At the same time we need to think about how components will be able to interact. Not only the interface needs to be extensible, also view models should be observable and accessible. In a future blogpost I plan to write more extensively about extensibility in a JS rendered WP admin.
To React or Vue, that’s the question
I think we should more or less forget about providing interoperability for frontend libraries in WordPress. We simply have to choose a JS framework for rendering contemporary UIs and be done with it. We’ll have to go all-in, knowing that what we’ll choose could be a choice for the entire community. Then we need to start working hard on making it extensible on different levels.
If we want to have a functional reactive approach towards component rendering (and I think we do), we don’t have many choices. With React out of the picture, Vue was probably the only feasible option left for the WordPress project at the moment. It is clearly the most popular option within the broader WordPress community and it has a reasonable ecosystem. Preact and Inferno aren’t really alternatives. Both don’t really have the community backing needed for WordPress to rely on. To illustrate, the creator of Inferno now works on React for Facebook. Fortunately, React just moved back into the picture.

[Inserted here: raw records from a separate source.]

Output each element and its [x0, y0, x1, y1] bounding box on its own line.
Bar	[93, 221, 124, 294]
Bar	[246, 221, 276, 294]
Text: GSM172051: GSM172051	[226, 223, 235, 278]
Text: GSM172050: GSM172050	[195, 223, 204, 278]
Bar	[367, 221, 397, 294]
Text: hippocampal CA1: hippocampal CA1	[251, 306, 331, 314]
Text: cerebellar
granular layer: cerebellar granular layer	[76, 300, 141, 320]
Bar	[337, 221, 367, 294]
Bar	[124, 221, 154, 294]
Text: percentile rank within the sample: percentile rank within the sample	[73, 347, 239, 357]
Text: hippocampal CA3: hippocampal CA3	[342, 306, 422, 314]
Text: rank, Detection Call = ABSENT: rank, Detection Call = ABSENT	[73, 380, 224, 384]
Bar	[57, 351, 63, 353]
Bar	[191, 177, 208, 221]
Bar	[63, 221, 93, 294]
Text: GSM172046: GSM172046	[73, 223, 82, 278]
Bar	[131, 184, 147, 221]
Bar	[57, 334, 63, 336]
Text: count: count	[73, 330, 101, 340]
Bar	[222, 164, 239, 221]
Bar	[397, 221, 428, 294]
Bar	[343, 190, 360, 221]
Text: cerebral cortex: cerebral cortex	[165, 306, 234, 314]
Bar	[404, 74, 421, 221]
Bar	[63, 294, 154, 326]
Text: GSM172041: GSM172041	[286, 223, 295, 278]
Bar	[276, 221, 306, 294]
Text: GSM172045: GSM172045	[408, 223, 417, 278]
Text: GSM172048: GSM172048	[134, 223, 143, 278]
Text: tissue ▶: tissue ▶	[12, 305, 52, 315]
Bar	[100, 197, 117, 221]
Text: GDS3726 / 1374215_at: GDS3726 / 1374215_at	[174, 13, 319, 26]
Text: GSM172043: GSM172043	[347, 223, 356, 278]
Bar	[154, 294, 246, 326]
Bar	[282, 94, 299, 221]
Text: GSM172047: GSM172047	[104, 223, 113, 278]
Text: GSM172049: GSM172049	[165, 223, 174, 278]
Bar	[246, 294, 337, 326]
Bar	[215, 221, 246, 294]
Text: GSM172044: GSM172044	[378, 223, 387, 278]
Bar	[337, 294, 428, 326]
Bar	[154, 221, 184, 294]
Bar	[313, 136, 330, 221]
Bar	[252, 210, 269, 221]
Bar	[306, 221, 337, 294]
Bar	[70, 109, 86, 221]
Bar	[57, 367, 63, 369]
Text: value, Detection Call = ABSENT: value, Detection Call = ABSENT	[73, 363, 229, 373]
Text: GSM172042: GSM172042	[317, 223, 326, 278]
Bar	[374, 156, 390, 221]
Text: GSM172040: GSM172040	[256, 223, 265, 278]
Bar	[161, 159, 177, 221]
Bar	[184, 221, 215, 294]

Needless to say, at Yoast we’ve always been big fans of React. We think it is far superior to its competitors both in terms of technology and ecosystem. React might have a slightly steeper learning curve, but is easier to master as it doesn’t mix up concepts like Vue does. So in the long run, it seems far more sustainable to me. Next week, I plan to write a blogpost about what I mean by this. The gist of it will be that a lot of developers in the WordPress community still approach a web application as a collection of HTML documents, thereby missing out on a lot of advantages that come with an application mindset.